Sanibel Symposium

Self-assembled peptide nanotubes have many potential applications in the fields of energy, nanobiotechnology, and nanomedicine. Peptides serve as excellent building blocks due to their high availability and versatility. Tyrosine-based dipeptides self-assemble to form higher order structures. In this presentation, we describe our work on dimers of linear dityrosine (YY) and tryptophan-tyrosine (WY) to gain insights into the nature of intermolecular interactions contributing to the early stages of the self-assembly of aromatic dipeptides. We use quantumchemical methods with dispersion corrections and universal solvation model based on density in combination with energy decomposition and natural orbital bond (NBO) analyses.
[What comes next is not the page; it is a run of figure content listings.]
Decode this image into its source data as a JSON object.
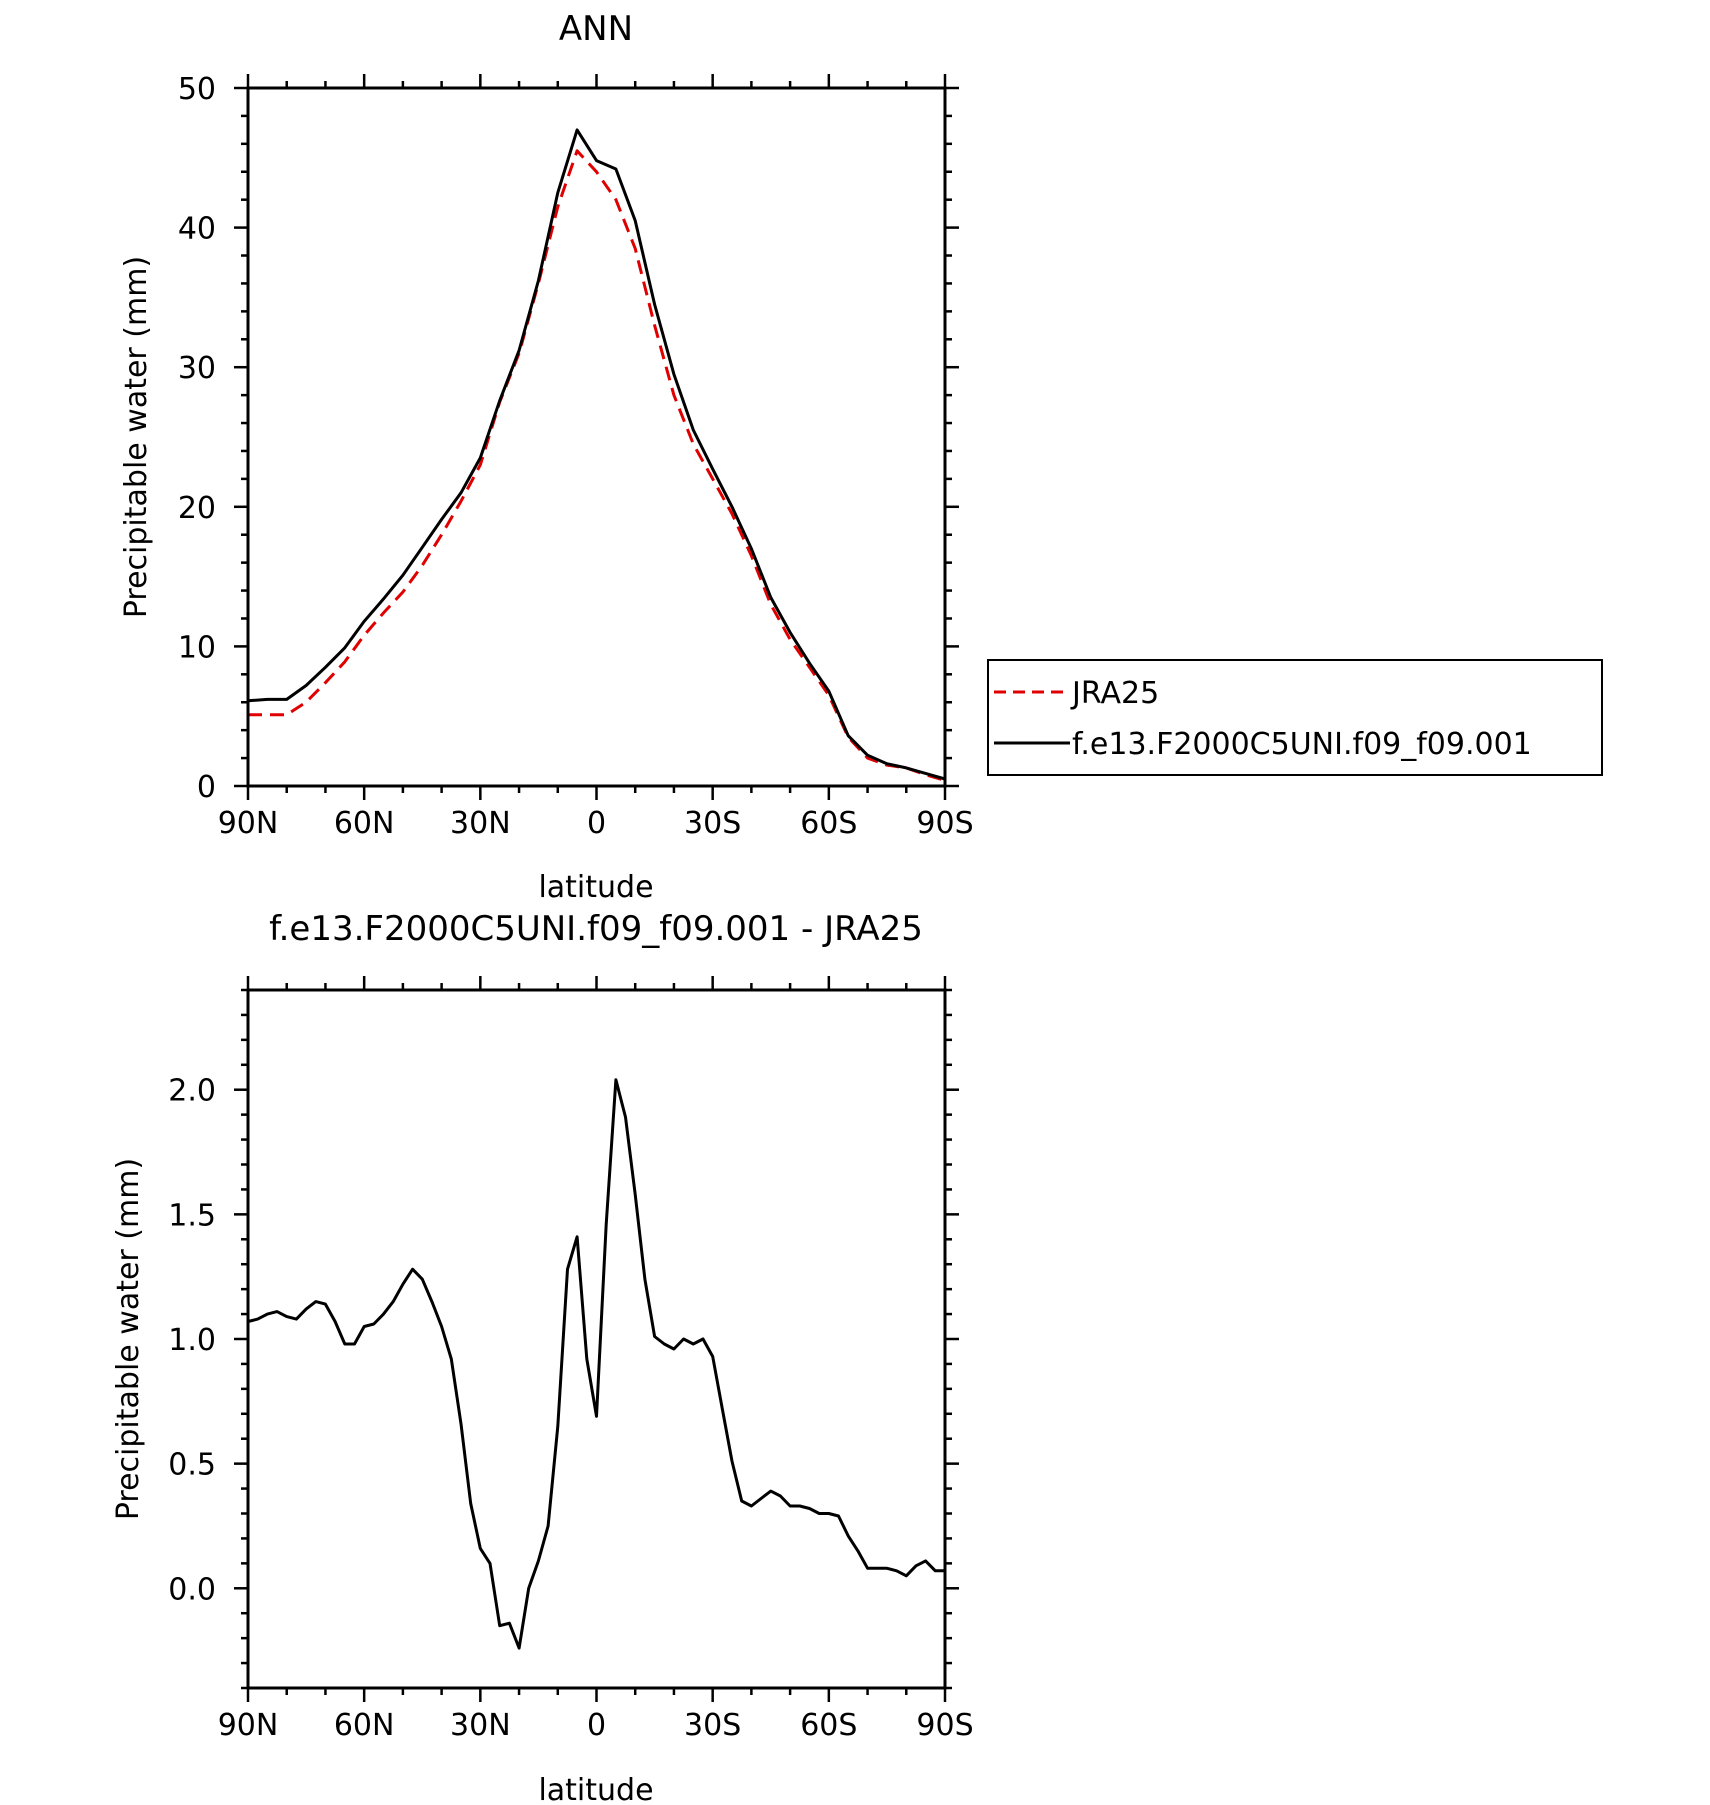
{
  "chart_data": [
    {
      "type": "line",
      "title": "ANN",
      "xlabel": "latitude",
      "ylabel": "Precipitable water (mm)",
      "xlim": [
        90,
        -90
      ],
      "ylim": [
        0,
        50
      ],
      "x_tick_values": [
        90,
        60,
        30,
        0,
        -30,
        -60,
        -90
      ],
      "x_tick_labels": [
        "90N",
        "60N",
        "30N",
        "0",
        "30S",
        "60S",
        "90S"
      ],
      "y_tick_values": [
        0,
        10,
        20,
        30,
        40,
        50
      ],
      "y_tick_labels": [
        "0",
        "10",
        "20",
        "30",
        "40",
        "50"
      ],
      "grid": false,
      "legend": "right",
      "x": [
        90,
        85,
        80,
        75,
        70,
        65,
        60,
        55,
        50,
        45,
        40,
        35,
        30,
        25,
        20,
        15,
        10,
        5,
        0,
        -5,
        -10,
        -15,
        -20,
        -25,
        -30,
        -35,
        -40,
        -45,
        -50,
        -55,
        -60,
        -65,
        -70,
        -75,
        -80,
        -85,
        -90
      ],
      "series": [
        {
          "name": "JRA25",
          "color": "#e00000",
          "dash": "dashed",
          "values": [
            5.1,
            5.1,
            5.1,
            6.0,
            7.4,
            8.9,
            10.8,
            12.4,
            13.9,
            15.8,
            18.0,
            20.4,
            23.0,
            27.5,
            31.0,
            36.0,
            41.5,
            45.5,
            44.0,
            42.0,
            38.5,
            33.0,
            28.0,
            24.5,
            22.0,
            19.5,
            16.5,
            13.0,
            10.5,
            8.5,
            6.5,
            3.5,
            2.0,
            1.5,
            1.3,
            0.8,
            0.4
          ]
        },
        {
          "name": "f.e13.F2000C5UNI.f09_f09.001",
          "color": "#000000",
          "dash": "solid",
          "values": [
            6.1,
            6.2,
            6.2,
            7.2,
            8.5,
            9.9,
            11.8,
            13.4,
            15.1,
            17.1,
            19.1,
            21.0,
            23.5,
            27.6,
            31.2,
            36.2,
            42.5,
            47.0,
            44.8,
            44.2,
            40.5,
            34.5,
            29.5,
            25.5,
            22.7,
            20.0,
            17.0,
            13.5,
            11.0,
            8.8,
            6.8,
            3.6,
            2.2,
            1.6,
            1.3,
            0.9,
            0.5
          ]
        }
      ]
    },
    {
      "type": "line",
      "title": "f.e13.F2000C5UNI.f09_f09.001 - JRA25",
      "xlabel": "latitude",
      "ylabel": "Precipitable water (mm)",
      "xlim": [
        90,
        -90
      ],
      "ylim": [
        -0.4,
        2.4
      ],
      "x_tick_values": [
        90,
        60,
        30,
        0,
        -30,
        -60,
        -90
      ],
      "x_tick_labels": [
        "90N",
        "60N",
        "30N",
        "0",
        "30S",
        "60S",
        "90S"
      ],
      "y_tick_values": [
        0.0,
        0.5,
        1.0,
        1.5,
        2.0
      ],
      "y_tick_labels": [
        "0.0",
        "0.5",
        "1.0",
        "1.5",
        "2.0"
      ],
      "grid": false,
      "series": [
        {
          "color": "#000000",
          "dash": "solid",
          "x": [
            90,
            87.5,
            85,
            82.5,
            80,
            77.5,
            75,
            72.5,
            70,
            67.5,
            65,
            62.5,
            60,
            57.5,
            55,
            52.5,
            50,
            47.5,
            45,
            42.5,
            40,
            37.5,
            35,
            32.5,
            30,
            27.5,
            25,
            22.5,
            20,
            17.5,
            15,
            12.5,
            10,
            7.5,
            5,
            2.5,
            0,
            -2.5,
            -5,
            -7.5,
            -10,
            -12.5,
            -15,
            -17.5,
            -20,
            -22.5,
            -25,
            -27.5,
            -30,
            -32.5,
            -35,
            -37.5,
            -40,
            -42.5,
            -45,
            -47.5,
            -50,
            -52.5,
            -55,
            -57.5,
            -60,
            -62.5,
            -65,
            -67.5,
            -70,
            -72.5,
            -75,
            -77.5,
            -80,
            -82.5,
            -85,
            -87.5,
            -90
          ],
          "values": [
            1.07,
            1.08,
            1.1,
            1.11,
            1.09,
            1.08,
            1.12,
            1.15,
            1.14,
            1.07,
            0.98,
            0.98,
            1.05,
            1.06,
            1.1,
            1.15,
            1.22,
            1.28,
            1.24,
            1.15,
            1.05,
            0.92,
            0.66,
            0.34,
            0.16,
            0.1,
            -0.15,
            -0.14,
            -0.24,
            0.0,
            0.11,
            0.25,
            0.65,
            1.28,
            1.41,
            0.92,
            0.69,
            1.46,
            2.04,
            1.89,
            1.58,
            1.24,
            1.01,
            0.98,
            0.96,
            1.0,
            0.98,
            1.0,
            0.93,
            0.72,
            0.51,
            0.35,
            0.33,
            0.36,
            0.39,
            0.37,
            0.33,
            0.33,
            0.32,
            0.3,
            0.3,
            0.29,
            0.21,
            0.15,
            0.08,
            0.08,
            0.08,
            0.07,
            0.05,
            0.09,
            0.11,
            0.07,
            0.07
          ]
        }
      ]
    }
  ]
}
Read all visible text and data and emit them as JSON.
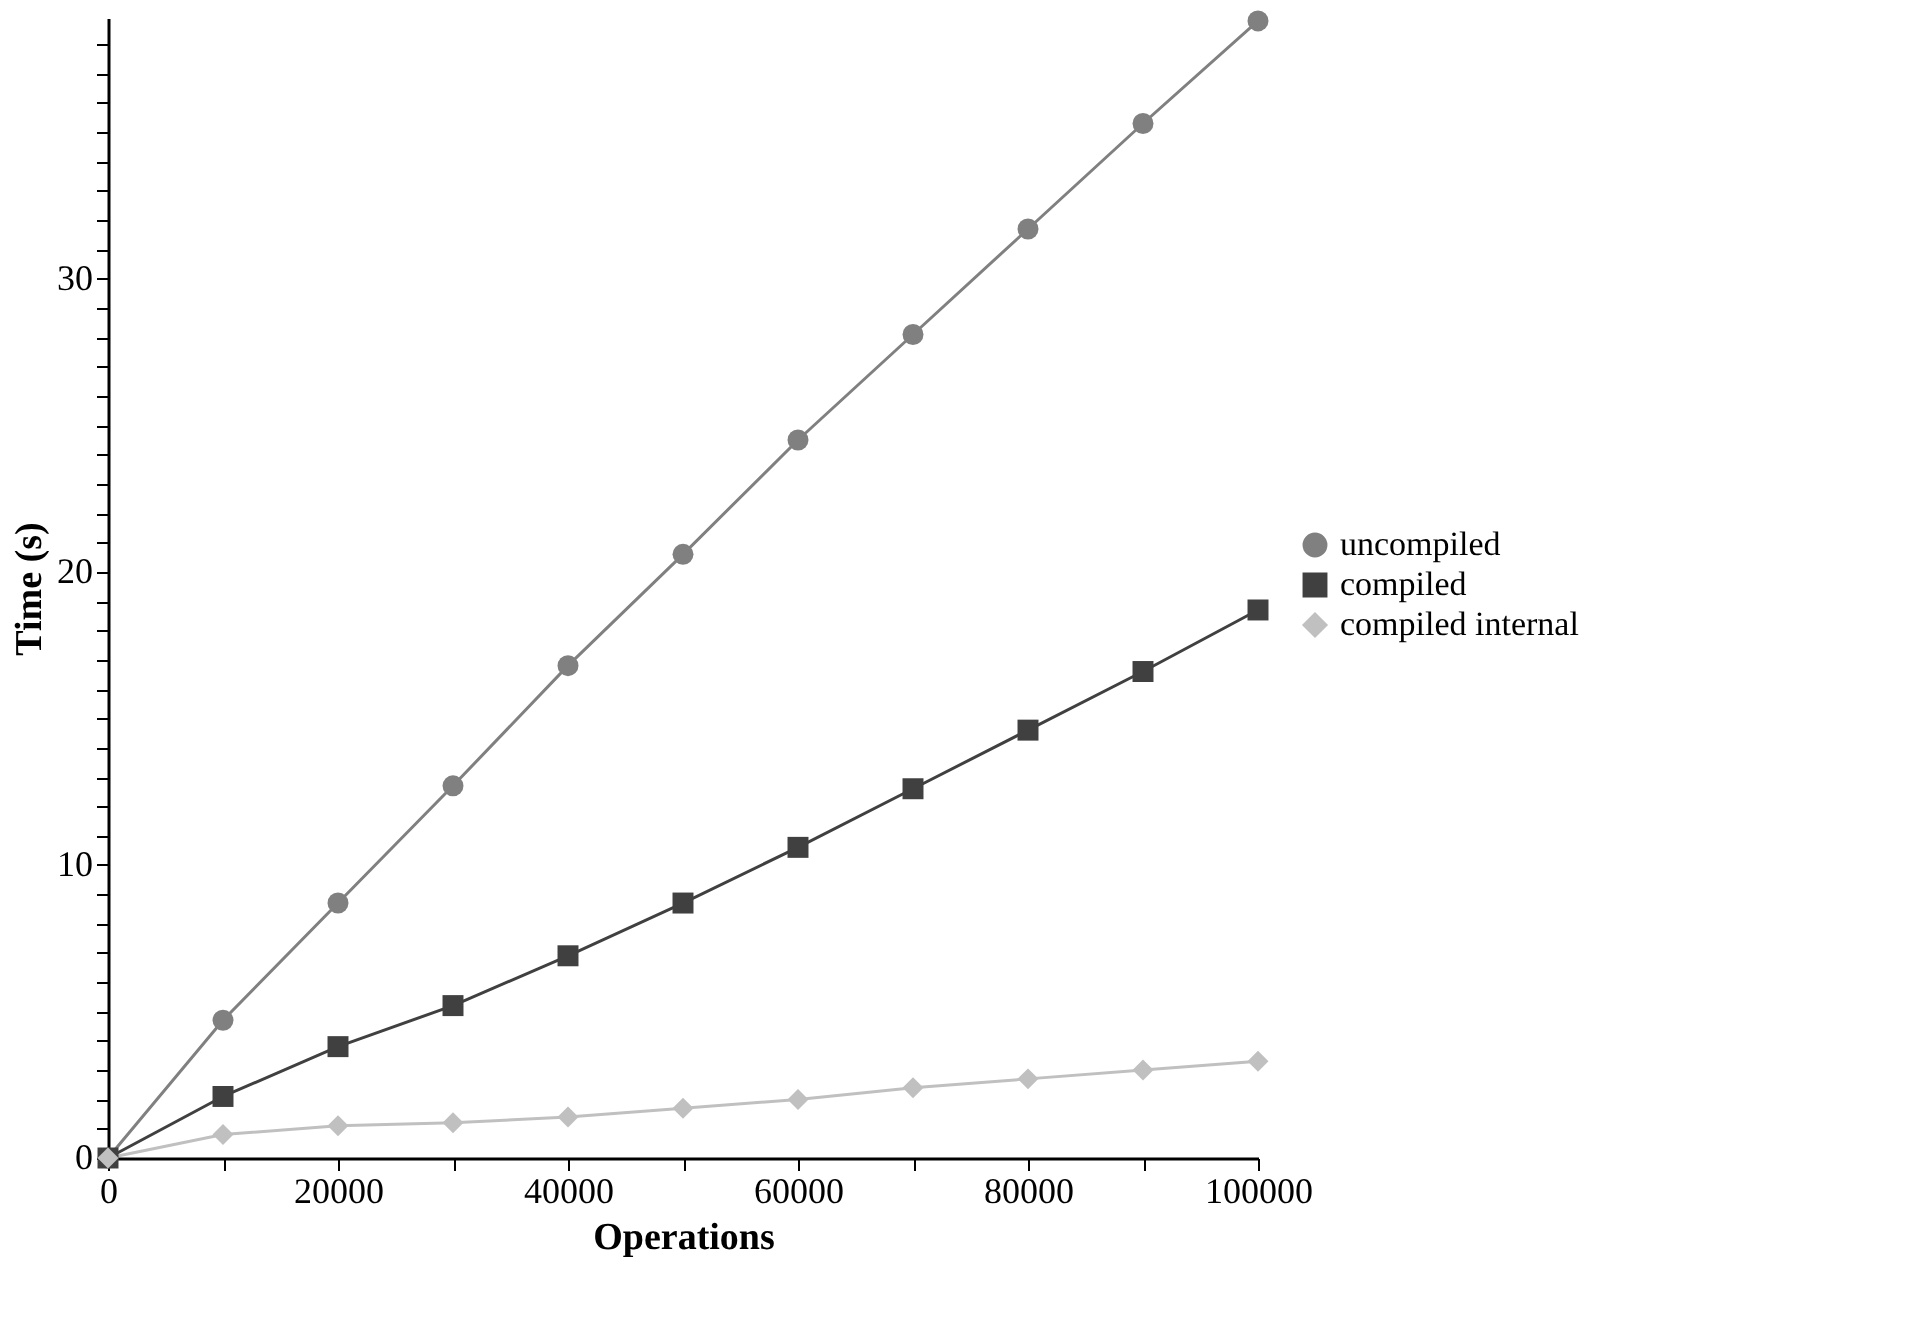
{
  "chart_data": {
    "type": "line",
    "xlabel": "Operations",
    "ylabel": "Time (s)",
    "x": [
      0,
      10000,
      20000,
      30000,
      40000,
      50000,
      60000,
      70000,
      80000,
      90000,
      100000
    ],
    "series": [
      {
        "name": "uncompiled",
        "color": "#808080",
        "marker": "circle",
        "values": [
          0,
          4.7,
          8.7,
          12.7,
          16.8,
          20.6,
          24.5,
          28.1,
          31.7,
          35.3,
          38.8
        ]
      },
      {
        "name": "compiled",
        "color": "#404040",
        "marker": "square",
        "values": [
          0,
          2.1,
          3.8,
          5.2,
          6.9,
          8.7,
          10.6,
          12.6,
          14.6,
          16.6,
          18.7
        ]
      },
      {
        "name": "compiled internal",
        "color": "#c0c0c0",
        "marker": "diamond",
        "values": [
          0,
          0.8,
          1.1,
          1.2,
          1.4,
          1.7,
          2.0,
          2.4,
          2.7,
          3.0,
          3.3
        ]
      }
    ],
    "xlim": [
      0,
      100000
    ],
    "xticks": [
      0,
      {
        "value": 10000,
        "label": null
      },
      20000,
      {
        "value": 30000,
        "label": null
      },
      40000,
      {
        "value": 50000,
        "label": null
      },
      60000,
      {
        "value": 70000,
        "label": null
      },
      80000,
      {
        "value": 90000,
        "label": null
      },
      100000
    ],
    "ylim": [
      0,
      38.9
    ],
    "yticks": [
      0,
      {
        "value": 1,
        "label": null
      },
      {
        "value": 2,
        "label": null
      },
      {
        "value": 3,
        "label": null
      },
      {
        "value": 4,
        "label": null
      },
      {
        "value": 5,
        "label": null
      },
      {
        "value": 6,
        "label": null
      },
      {
        "value": 7,
        "label": null
      },
      {
        "value": 8,
        "label": null
      },
      {
        "value": 9,
        "label": null
      },
      10,
      {
        "value": 11,
        "label": null
      },
      {
        "value": 12,
        "label": null
      },
      {
        "value": 13,
        "label": null
      },
      {
        "value": 14,
        "label": null
      },
      {
        "value": 15,
        "label": null
      },
      {
        "value": 16,
        "label": null
      },
      {
        "value": 17,
        "label": null
      },
      {
        "value": 18,
        "label": null
      },
      {
        "value": 19,
        "label": null
      },
      20,
      {
        "value": 21,
        "label": null
      },
      {
        "value": 22,
        "label": null
      },
      {
        "value": 23,
        "label": null
      },
      {
        "value": 24,
        "label": null
      },
      {
        "value": 25,
        "label": null
      },
      {
        "value": 26,
        "label": null
      },
      {
        "value": 27,
        "label": null
      },
      {
        "value": 28,
        "label": null
      },
      {
        "value": 29,
        "label": null
      },
      30,
      {
        "value": 31,
        "label": null
      },
      {
        "value": 32,
        "label": null
      },
      {
        "value": 33,
        "label": null
      },
      {
        "value": 34,
        "label": null
      },
      {
        "value": 35,
        "label": null
      },
      {
        "value": 36,
        "label": null
      },
      {
        "value": 37,
        "label": null
      },
      {
        "value": 38,
        "label": null
      }
    ],
    "grid": false,
    "legend": "right",
    "line_style": "solid"
  }
}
We show that hydrogen bonding is a major stabilizing force. The lowest energy structure for the linear YY dimer is characterized by O_carboxyl···H(O)_tyr. while the lowest energy dimer of linear WY is dominated by Ocarboxyl···H(N)_trp and _πtyr···_πtyr. The role of solvent is important as it impacts the strength and nature of interactions. The lowest energy for linear WY dimer in acetone is stabilized by Ocarboxyl···H(O)_tyr, _πtrp···H(C), and _πtrp···H(N). The ∆G of dimerization and stabilization energies of solvated dipeptides reveal that the dipeptide systems are more stable in the solvent phase than in gas-phase. NBO confirms increased magnitudes for donor-acceptor interaction for the solvated dipeptides.